Well, if you return it, they are just going to put it back on the shelf and sell it to someone else. Even still, the profit margins on drills are stupid high, Im sure. Id bet that a $200 drill only costs them about $20 to make. Really, the real cost is in the battery and they make so much money off selling batteries that they will gladly take a bit of a loss on the drill when you buy it because they know that over the years they will more than make that money back selling you replacement batteries. Not to mention they know that once they get you in their battery platform, you likely will be a repeat customer. Once you get the drill, you get the circular saw that runs on the same better, then the next thing you know, you buy the jig saw, sander, string trimmer, leaf blower, light, etc, etc, etc. I know that Milwaukee has certainly suckered me into buying tools in their M12 line that I may not have bought otherwise. It started out with the hammer drill, then it was the circ saw, then it was the jigsaw, then it was the lantern, then it was the rotary tool. LOL I currently find myself waiting for when my Ryobi string trimmer or leaf blower dies so that I can justify spending the money for a Milwaukee M18 trimmer or leaf blower. LOL


----------



## jaykim (Dec 3, 2019)

Badgerstate said:


> Well, if you return it, they are just going to put it back on the shelf and sell it to someone else. Even still, the profit margins on drills are stupid high, Im sure. Id bet that a $200 drill only costs them about $20 to make. Really, the real cost is in the battery and they make so much money off selling batteries that they will gladly take a bit of a loss on the drill when you buy it because they know that over the years they will more than make that money back selling you replacement batteries. Not to mention they know that once they get you in their battery platform, you likely will be a repeat customer. Once you get the drill, you get the circular saw that runs on the same better, then the next thing you know, you buy the jig saw, sander, string trimmer, leaf blower, light, etc, etc, etc. I know that Milwaukee has certainly suckered me into buying tools in their M12 line that I may not have bought otherwise. It started out with the hammer drill, then it was the circ saw, then it was the jigsaw, then it was the lantern, then it was the rotary tool. LOL I currently find myself waiting for when my Ryobi string trimmer or leaf blower dies so that I can justify spending the money for a Milwaukee M18 trimmer or leaf blower. LOL


Thank you Badgerstate very much for the comments.

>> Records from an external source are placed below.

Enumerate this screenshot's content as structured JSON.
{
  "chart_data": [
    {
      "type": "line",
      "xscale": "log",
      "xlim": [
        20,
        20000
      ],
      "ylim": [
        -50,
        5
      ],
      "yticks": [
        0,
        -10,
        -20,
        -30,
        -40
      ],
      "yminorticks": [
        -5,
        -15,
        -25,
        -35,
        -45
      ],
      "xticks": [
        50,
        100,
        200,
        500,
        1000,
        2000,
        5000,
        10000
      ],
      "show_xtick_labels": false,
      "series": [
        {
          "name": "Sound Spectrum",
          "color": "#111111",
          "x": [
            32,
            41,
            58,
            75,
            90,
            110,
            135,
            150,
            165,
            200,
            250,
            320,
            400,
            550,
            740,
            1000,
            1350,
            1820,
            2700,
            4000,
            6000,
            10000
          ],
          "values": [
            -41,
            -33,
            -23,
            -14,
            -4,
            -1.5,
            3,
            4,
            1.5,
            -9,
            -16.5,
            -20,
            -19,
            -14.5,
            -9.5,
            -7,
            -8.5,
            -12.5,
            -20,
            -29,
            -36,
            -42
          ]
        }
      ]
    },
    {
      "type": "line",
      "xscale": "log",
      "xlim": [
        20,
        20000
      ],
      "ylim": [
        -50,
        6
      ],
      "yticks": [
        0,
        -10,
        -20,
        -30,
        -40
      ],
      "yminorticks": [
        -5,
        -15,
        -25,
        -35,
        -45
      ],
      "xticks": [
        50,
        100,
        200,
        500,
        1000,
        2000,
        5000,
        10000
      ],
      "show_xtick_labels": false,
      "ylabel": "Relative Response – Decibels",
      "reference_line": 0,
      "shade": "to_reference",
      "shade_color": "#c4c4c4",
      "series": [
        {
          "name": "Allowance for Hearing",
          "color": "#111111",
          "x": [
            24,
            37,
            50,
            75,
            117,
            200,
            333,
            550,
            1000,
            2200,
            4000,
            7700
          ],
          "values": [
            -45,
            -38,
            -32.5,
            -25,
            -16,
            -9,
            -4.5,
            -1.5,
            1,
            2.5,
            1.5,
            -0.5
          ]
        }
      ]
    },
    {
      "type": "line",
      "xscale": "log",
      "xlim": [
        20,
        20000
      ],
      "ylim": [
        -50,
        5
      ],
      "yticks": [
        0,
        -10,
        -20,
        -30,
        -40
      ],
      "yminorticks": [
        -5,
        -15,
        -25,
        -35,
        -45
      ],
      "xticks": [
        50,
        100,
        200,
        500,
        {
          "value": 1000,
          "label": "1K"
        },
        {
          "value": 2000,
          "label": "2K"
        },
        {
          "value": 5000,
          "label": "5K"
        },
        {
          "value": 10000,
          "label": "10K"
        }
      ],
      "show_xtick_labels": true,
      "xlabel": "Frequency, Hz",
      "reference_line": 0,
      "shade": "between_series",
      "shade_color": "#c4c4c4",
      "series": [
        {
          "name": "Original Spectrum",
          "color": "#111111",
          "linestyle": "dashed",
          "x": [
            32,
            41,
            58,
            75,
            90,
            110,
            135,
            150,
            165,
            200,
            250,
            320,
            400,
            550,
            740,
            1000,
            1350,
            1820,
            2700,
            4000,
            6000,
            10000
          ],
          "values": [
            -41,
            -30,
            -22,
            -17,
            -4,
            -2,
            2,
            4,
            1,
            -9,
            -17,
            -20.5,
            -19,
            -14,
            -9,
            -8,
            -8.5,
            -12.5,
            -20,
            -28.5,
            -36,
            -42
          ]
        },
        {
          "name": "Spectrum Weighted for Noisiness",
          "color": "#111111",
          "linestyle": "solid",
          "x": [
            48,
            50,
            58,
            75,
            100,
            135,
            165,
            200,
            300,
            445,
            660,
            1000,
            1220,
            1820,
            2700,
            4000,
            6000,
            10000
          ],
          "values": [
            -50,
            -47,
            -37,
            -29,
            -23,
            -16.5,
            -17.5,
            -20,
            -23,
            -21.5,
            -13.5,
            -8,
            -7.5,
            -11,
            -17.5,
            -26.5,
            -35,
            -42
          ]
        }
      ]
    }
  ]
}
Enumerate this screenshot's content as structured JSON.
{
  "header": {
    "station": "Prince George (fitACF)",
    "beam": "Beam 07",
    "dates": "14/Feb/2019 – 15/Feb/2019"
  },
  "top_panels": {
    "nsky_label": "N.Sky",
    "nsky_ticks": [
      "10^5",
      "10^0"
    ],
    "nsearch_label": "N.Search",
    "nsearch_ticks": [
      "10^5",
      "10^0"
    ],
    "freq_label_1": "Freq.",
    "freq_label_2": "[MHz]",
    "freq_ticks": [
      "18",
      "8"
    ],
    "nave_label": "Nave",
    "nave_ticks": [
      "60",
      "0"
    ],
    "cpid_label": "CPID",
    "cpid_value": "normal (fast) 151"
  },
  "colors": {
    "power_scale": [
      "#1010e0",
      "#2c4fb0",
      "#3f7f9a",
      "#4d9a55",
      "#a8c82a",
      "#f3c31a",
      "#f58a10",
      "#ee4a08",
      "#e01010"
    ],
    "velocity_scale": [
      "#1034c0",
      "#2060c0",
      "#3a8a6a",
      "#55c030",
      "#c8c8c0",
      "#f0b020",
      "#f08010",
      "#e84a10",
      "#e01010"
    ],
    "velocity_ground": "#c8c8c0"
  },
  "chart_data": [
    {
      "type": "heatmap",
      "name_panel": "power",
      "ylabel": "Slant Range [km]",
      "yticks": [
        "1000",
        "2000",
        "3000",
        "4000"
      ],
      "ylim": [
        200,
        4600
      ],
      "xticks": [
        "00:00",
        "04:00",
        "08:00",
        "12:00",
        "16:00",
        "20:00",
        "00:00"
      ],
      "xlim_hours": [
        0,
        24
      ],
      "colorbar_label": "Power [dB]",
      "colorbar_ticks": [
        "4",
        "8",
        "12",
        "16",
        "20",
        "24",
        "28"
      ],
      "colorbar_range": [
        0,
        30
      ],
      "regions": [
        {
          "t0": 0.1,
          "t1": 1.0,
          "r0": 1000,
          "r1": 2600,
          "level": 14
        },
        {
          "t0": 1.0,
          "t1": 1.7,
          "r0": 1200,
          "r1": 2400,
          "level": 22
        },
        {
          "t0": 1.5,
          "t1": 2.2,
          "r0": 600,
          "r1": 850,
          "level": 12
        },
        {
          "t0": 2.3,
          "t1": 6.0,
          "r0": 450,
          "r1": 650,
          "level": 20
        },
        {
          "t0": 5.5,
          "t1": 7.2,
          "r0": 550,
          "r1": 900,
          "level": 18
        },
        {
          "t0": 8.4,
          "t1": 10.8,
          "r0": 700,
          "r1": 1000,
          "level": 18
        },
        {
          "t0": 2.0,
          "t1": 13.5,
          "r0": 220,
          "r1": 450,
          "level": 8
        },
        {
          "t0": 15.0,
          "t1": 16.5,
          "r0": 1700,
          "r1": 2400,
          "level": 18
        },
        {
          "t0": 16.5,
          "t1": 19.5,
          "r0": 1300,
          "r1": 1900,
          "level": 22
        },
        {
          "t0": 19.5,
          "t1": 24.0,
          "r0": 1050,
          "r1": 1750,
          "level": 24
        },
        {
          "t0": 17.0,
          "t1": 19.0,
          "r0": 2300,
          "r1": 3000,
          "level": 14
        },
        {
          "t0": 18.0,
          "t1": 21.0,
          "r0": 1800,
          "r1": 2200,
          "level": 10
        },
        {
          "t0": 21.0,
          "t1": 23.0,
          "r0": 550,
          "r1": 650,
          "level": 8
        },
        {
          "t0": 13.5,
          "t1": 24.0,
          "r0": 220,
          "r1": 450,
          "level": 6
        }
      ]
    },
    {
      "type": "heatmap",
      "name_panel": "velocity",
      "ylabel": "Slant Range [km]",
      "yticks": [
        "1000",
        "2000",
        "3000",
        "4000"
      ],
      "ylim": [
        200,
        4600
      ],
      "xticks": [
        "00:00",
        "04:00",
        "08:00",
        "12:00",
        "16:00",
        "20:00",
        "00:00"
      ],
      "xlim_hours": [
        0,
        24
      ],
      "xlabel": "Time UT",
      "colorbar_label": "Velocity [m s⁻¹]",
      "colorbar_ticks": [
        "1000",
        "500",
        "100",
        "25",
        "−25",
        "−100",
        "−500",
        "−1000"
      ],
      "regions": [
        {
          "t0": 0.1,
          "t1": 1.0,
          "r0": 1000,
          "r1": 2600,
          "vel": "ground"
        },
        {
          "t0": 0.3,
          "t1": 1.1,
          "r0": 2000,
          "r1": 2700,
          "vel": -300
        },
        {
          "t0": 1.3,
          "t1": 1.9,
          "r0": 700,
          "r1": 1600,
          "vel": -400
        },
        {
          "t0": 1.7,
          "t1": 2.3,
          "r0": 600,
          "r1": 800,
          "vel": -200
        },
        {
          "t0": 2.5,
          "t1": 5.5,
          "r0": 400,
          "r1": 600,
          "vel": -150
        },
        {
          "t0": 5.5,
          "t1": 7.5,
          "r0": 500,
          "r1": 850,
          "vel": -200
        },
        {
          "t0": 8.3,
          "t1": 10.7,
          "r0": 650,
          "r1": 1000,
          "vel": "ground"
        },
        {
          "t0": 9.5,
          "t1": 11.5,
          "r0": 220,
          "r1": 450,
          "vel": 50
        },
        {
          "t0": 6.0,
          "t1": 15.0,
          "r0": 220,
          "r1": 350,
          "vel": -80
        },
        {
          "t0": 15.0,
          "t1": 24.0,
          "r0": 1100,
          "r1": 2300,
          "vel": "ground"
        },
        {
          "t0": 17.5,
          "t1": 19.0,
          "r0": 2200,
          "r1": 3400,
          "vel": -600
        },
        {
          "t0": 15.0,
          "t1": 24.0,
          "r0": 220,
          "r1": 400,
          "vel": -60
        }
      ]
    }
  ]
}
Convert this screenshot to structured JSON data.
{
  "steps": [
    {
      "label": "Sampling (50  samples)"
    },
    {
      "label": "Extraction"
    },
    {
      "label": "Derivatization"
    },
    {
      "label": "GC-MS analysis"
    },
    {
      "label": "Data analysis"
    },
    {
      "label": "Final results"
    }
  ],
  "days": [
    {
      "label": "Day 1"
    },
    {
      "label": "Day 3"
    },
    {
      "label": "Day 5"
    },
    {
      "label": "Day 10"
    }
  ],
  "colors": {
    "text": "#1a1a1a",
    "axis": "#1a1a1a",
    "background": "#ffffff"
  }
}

I got the 3rd replacement cordless drill, and it also has the loose chuck sleeve. Maybe, it is normal. Being tired of returning it again, I am thinking of keeping it. I saw the M12 line, 12volt Milwaukee tools, and it is pretty fantastic. I can see why you are lured into it.

Thank you.


----------



## Badgerstate (Oct 19, 2020)

jaykim said:


> Thank you Badgerstate very much for the comments.
> 
> I got the 3rd replacement cordless drill, and it also has the loose chuck sleeve. Maybe, it is normal. Being tired of returning it again, I am thinking of keeping it. I saw the M12 line, 12volt Milwaukee tools, and it is pretty fantastic. I can see why you are lured into it.
> 
> Thank you.


If its the 3rd one and theyre all like that it may be normal but IMO it isnt right. Id return it and get something else instead. I wouldnt want to try to drill holes and shoot screws with a chuck that is wobbling and might come off some day.


----------



## jaykim (Dec 3, 2019)

Badgerstate said:


> If its the 3rd one and theyre all like that it may be normal but IMO it isnt right. Id return it and get something else instead. I wouldnt want to try to drill holes and shoot screws with a chuck that is wobbling and might come off some day.


Thank you Badgerstate very much for the comment.

When I tested the 3rd replacement drill with the 12" drill bit, I found out that it wobbles a lot more than my old corded drill. So, it wobbles and has a loose chuck sleeve problems. I called the Bosch manufacturer, and they said to ship it to them for the new replacement. Along with the good review, It is compact and good, and I want to keep it if it is normal. So, yesterday, I shipped it to them costing me $15(Even with $15, my cost is still cheaper than current $129). My son bought it when it was on sale at $89. Maybe, Amazon was getting rid of bad ones and returned items with the sale price. After I got the 2nd and 3rd replacement, I realized that the first one I got was a returned item because there was only one driver bit with no plastic bag whereas the 2nd and 3rd replacement have the 2 driver bits inside the plastic bag.

I will find out if the Bosch will send me the good and normal drill/driver. If not, well , I will stay away from the Bosch brand as much as I can. 

Thank you.


----------